Absence de démonstration d’un risque de confusion effectif entre les sites internet

En effet, tout a été remis en question plus d’un an et demi plus tard lorsque la Cour de cassation casse l’arrêt rendu par la Cour d’appel.

Concernant la responsabilité de Google, il était déjà établi qu’elle doit bénéficier du régime de responsabilité limitée institué au profit des hébergeurs par l’article 6-1-2 de la loi du 21 juin 2004 sur la confiance dans l’économie numérique (LCEN).

Dans l’arrêt du 29 janvier 2013, la Cour de cassation a estimé que le seul fait d’utiliser une marque appartenant à une société concurrente, comme mot clé, afin de diffuser une annonce publicitaire, n’est pas considéré comme caractéristique du détournement déloyal de clientèle.

En l’absence de démonstration d’un risque de confusion effectif entre les sites internet des deux entreprises, le démarchage de la clientèle d’autrui doit être considéré comme étant parfaitement licite dès qu’il n’est pas accompagné d’un acte déloyal.

L’affichage du site « homecinesolutions.fr » de la société Solutions, après avoir effectué une recherche sur Google en utilisant le terme « Cobrason », n’est également pas constitutif d’une publicité trompeuse selon les juges. Il en est de même de l’utilisation de la formule « Pourquoi payer plus cher ».

Pour qu’il y ait publicité trompeuse, de nature à induire en erreur, il faut qu’une telle publicité porte sur un ou plusieurs des éléments énumérés par l’article L. 121-2 du Code de la Consommation.

Cette décision est en cohérence avec trois arrêts rendus par la Cour de justice de l’Union européenne le 23 mars 2010 (CJUE, 23 mars 2010, aff. C-236/08 à C-238/08, Google AdWords), qui ont autorisé l’utilisation de mots clés correspondant à des marques d’une société tierce, dans le cadre d’un service de référencement sur Internet.

Il s’agit d’une jurisprudence constante puisque la Cour d’appel, dans une affaire similaire, a également reconnu que le seul référencement sous la marque « Delko » ne suffit pas à caractériser un comportement parasitaire de la société défenderesse et doit être considéré comme un démarchage licite de clientèle (CA, Aix-en-Provence, 2ème Ch., 3 avril 2014, RG n°12/10894).

De facto, le déférencement d’un concurrent est constitutif d’un acte de concurrence déloyale dès lors que le risque de confusion n’est pas établi.
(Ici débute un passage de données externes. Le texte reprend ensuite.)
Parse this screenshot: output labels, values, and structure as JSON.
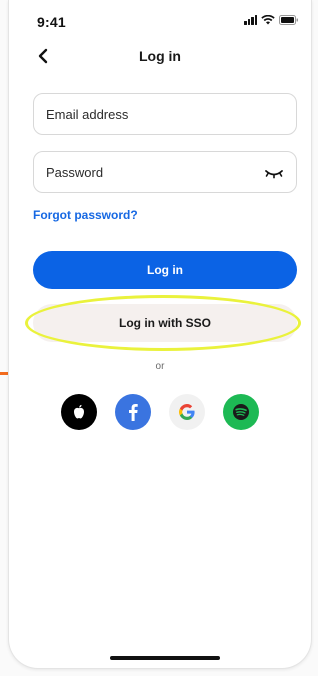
{
  "status_bar": {
    "time": "9:41"
  },
  "header": {
    "title": "Log in",
    "back_icon": "chevron-left-icon"
  },
  "form": {
    "email": {
      "placeholder": "Email address",
      "value": ""
    },
    "password": {
      "placeholder": "Password",
      "value": ""
    },
    "forgot_password_label": "Forgot password?"
  },
  "buttons": {
    "login_label": "Log in",
    "sso_label": "Log in with SSO"
  },
  "divider": {
    "or_label": "or"
  },
  "social": [
    {
      "name": "apple",
      "icon": "apple-icon",
      "color": "#000000"
    },
    {
      "name": "facebook",
      "icon": "facebook-icon",
      "color": "#3a74e0"
    },
    {
      "name": "google",
      "icon": "google-icon",
      "color": "#f1f1f1"
    },
    {
      "name": "spotify",
      "icon": "spotify-icon",
      "color": "#1db954"
    }
  ],
  "colors": {
    "primary": "#0b63e5",
    "link": "#1668e3",
    "sso_background": "#f5f0ee",
    "highlight": "#eaf23c"
  }
}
La Cour d’appel de Lyon a ainsi estimé, à bon droit selon la Cour de cassation, qu’en obtenant de la société Google qu’elle supprime le référencement de l’annonceur sur Internet, le titulaire de la marque avait privé indûment l’annonceur d’un moyen d’accéder à une clientèle (CA, Lyon, 19 janvier 2012, 09/07831 – Ccass, com, 14 mai 2013, 12-15.534).

Le risque de confusion doit être démontré, il ne se déduit pas de la simple utilisation, à titre de mot clé, d’une dénomination sociale ou d’une marque d’une société concurrente dans le cadre d’un service de référencement (CA, Paris, Pôle 5 ch. 5, 5mars 2020 n°17/13954).
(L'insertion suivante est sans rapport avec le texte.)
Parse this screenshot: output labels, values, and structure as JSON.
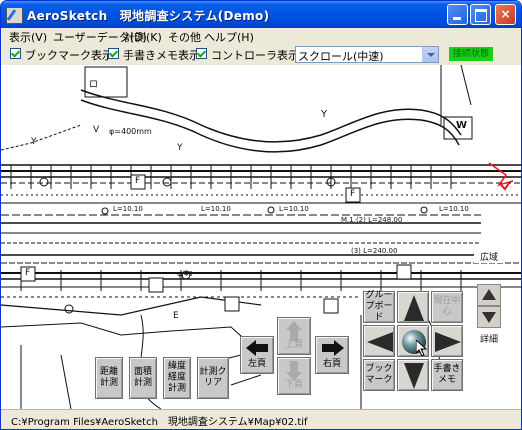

C’est en ce sens que la Cour d’appel de Montpellier s’est prononcée dans un arrêt du 16 mars 2021 (CA Montpellier, Chambre commerciale, 16 mars 2021, n° 18/03922).
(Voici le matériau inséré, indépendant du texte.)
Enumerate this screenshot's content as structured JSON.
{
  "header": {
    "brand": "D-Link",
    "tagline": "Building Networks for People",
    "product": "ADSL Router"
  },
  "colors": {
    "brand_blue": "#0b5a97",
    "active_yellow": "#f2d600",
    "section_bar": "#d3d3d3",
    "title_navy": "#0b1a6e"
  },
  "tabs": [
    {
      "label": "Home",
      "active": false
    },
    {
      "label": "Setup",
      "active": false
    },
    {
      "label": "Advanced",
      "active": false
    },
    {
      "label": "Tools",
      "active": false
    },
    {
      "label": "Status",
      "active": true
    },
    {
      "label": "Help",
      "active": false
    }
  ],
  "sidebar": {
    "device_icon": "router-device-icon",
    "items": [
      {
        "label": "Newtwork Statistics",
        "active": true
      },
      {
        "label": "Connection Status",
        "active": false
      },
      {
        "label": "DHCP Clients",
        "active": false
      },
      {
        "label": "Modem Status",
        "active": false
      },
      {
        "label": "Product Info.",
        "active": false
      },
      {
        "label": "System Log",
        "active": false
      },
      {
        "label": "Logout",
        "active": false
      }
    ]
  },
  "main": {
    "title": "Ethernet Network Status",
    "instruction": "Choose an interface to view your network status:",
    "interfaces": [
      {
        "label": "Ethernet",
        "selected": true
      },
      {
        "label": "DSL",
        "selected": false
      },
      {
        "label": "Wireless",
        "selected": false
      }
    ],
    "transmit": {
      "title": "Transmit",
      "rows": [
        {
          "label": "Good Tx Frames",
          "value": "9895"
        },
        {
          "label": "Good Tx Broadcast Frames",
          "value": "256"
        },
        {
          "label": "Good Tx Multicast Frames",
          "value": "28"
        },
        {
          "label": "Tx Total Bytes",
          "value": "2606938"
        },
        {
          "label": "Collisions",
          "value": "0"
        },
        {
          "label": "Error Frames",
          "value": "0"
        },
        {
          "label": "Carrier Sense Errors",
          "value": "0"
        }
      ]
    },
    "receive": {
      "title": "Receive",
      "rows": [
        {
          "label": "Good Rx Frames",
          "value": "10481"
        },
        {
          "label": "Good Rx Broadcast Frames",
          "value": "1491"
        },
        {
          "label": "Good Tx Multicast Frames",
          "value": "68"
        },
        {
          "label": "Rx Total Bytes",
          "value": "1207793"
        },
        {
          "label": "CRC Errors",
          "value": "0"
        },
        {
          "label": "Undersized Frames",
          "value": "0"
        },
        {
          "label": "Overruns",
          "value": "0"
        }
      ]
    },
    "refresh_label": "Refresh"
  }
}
Le litige opposait la société Sodex-CPDEM, qui vend des pièces détachées d’électroménager dans un établissement situé à Montpellier, à la société Severo, grossiste de pièces détachées d’électroménager, qui avait repris le nom CPDEM dans l’annonce de son lien commercial.

Selon la Cour, la société SODEX n’a pas démontré qu’elle était suffisamment connue, de sorte qu’elle ne pouvait établir que le clic effectué sur le lien commercial contesté ‘cpdem montpellier servero.fr’ tradusait le souhait de l’internaute de se retrouver sur son site plutôt que sur celui de la société Servero.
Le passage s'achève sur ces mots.